Europe/Lisbon —

Jan Peters

Jan Peters, Technische Universitaet Darmstadt

Autonomous robots that can assist humans in situations of daily life have been a long standing vision of robotics, artificial intelligence, and cognitive sciences. A first step towards this goal is to create robots that can learn tasks triggered by environmental context or higher level instruction. However, learning techniques have yet to live up to this promise as only few methods manage to scale to high-dimensional manipulator or humanoid robots. In this talk, we investigate a general framework suitable for learning motor skills in robotics which is based on the principles behind many analytical robotics approaches. It involves generating a representation of motor skills by parameterized motor primitive policies acting as building blocks of movement generation, and a learned task module that transforms these movements into motor commands.

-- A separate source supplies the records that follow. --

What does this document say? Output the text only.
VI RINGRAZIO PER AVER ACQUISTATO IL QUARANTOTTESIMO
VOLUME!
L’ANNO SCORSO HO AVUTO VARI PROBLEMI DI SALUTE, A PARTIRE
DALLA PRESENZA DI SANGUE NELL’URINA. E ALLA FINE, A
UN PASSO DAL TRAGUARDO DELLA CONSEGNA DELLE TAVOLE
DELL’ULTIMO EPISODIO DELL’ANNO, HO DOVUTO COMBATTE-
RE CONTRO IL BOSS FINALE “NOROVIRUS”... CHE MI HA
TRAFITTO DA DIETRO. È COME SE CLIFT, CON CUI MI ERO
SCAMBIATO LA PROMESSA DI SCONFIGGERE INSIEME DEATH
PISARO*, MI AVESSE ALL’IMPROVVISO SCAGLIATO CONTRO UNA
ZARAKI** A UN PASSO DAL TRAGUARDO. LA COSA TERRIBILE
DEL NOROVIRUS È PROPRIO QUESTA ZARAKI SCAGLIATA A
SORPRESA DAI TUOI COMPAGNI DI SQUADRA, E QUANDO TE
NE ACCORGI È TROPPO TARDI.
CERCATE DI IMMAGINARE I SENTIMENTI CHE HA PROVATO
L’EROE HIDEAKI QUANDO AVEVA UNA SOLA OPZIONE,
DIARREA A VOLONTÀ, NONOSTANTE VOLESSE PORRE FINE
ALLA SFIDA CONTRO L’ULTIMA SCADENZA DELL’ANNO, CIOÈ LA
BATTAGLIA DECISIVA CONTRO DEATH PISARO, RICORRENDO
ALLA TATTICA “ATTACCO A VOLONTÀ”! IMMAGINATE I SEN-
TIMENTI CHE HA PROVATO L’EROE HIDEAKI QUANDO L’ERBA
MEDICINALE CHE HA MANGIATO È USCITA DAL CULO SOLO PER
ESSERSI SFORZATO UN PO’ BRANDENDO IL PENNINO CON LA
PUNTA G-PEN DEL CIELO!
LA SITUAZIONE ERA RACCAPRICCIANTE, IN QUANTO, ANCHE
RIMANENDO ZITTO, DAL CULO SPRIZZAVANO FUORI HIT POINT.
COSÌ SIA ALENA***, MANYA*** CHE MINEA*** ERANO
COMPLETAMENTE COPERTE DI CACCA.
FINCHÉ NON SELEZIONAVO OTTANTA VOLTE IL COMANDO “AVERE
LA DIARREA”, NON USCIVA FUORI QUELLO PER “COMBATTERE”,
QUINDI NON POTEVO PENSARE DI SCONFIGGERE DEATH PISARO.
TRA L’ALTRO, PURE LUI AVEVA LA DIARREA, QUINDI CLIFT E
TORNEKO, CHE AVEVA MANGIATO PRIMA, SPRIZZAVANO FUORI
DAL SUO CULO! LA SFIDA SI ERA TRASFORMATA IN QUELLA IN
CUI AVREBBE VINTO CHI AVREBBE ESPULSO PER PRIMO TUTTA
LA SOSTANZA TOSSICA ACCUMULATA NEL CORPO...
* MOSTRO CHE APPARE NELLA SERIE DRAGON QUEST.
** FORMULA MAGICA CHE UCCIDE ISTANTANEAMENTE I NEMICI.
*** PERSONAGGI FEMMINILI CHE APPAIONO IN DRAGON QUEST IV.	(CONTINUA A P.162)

We discuss learning on three different levels of abstraction, i.e., learning for accurate control is needed to execute, learning of motor primitives is needed to acquire simple movements, and learning of the task-dependent „hyperparameters“ of these motor primitives allows learning complex tasks. We discuss task-appropriate learning approaches for imitation learning, model learning and reinforcement learning for robots with many degrees of freedom. Empirical evaluations on a several robot systems illustrate the effectiveness and applicability to learning control on an anthropomorphic robot arm. These robot motor skills range from toy examples (e.g., paddling a ball, ball-in-a-cup, juggling) to playing robot table tennis against a human being and manipulation of various objects.